For desktop engineering teams that are newer to Security Copilot, promptbooks lower the barrier significantly. Instead of training everyone on effective prompting, you build the prompts once in a way that reflects your org’s context, and analysts execute the workflow. The output quality is more consistent than ad-hoc prompting, and you can iterate on the promptbook as you learn what works.
Microsoft ships a set of default promptbooks covering incident summarization, threat intelligence lookup, and vulnerability prioritization. Start with those to understand the format, then build your own that reference your specific policies, naming conventions, and triage criteria.
The Bottom Line
This is a meaningful shift for E5 shops that had been sitting out Security Copilot because the standalone pricing didn’t make sense at their scale. A 5,000-user org is now getting 2,000 SCUs per month at no incremental cost. That’s enough to run real agent workflows without careful rationing.

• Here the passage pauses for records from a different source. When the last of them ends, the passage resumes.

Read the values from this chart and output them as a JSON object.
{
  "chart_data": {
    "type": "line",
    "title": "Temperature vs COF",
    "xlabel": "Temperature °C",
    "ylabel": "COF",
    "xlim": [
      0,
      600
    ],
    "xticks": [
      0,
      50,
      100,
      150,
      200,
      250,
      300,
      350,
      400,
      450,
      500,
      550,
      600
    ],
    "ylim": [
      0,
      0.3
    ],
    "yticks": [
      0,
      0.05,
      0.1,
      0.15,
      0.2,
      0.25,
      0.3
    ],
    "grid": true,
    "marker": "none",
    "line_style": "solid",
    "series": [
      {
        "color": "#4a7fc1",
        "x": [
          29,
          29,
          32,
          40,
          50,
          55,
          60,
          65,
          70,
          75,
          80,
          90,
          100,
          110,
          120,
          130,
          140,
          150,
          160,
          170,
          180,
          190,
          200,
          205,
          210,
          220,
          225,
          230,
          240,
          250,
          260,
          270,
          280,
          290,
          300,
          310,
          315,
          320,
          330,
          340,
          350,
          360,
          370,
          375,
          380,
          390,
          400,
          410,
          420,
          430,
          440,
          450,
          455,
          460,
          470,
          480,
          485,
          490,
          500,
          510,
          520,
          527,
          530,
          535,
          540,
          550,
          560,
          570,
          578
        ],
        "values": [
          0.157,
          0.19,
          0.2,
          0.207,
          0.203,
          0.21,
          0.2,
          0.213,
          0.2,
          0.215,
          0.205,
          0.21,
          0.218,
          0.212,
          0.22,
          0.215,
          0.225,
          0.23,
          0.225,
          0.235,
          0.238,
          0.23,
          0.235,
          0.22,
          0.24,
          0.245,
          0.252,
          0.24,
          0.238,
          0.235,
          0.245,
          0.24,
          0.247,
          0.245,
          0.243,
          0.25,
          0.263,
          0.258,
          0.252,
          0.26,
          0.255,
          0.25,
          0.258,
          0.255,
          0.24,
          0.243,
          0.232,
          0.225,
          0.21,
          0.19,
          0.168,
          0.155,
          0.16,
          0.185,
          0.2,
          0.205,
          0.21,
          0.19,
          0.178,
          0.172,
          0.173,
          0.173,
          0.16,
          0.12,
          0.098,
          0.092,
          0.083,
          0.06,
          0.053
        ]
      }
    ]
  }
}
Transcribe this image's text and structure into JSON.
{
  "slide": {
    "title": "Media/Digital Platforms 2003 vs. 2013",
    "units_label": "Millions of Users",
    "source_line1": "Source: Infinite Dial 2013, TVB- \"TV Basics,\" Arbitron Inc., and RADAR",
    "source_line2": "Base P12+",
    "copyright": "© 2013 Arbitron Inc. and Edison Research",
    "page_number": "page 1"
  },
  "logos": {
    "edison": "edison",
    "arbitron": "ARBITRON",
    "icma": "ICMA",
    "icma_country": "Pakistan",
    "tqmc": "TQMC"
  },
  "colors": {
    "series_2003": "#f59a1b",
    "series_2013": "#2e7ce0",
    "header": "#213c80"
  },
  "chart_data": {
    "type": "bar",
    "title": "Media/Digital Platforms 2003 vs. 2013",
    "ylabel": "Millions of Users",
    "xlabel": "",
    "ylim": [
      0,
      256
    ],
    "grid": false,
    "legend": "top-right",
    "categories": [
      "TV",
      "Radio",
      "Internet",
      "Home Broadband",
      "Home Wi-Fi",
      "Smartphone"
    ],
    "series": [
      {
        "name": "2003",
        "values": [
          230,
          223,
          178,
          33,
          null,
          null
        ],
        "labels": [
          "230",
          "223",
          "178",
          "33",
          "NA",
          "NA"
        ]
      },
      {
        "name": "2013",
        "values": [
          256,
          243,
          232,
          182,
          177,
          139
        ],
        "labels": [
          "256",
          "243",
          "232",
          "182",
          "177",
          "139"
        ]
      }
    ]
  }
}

Start with Phishing Triage in Defender, the Conditional Access Optimization agent in Entra, and the Intune-embedded experiences. Get a baseline on SCU consumption in the first month, then expand from there.
The pre-activation work is light: set up your access groups, confirm your data storage location, and switch off data sharing if your policy requires it. Thirty minutes of prep now avoids a scramble after your tenant goes live.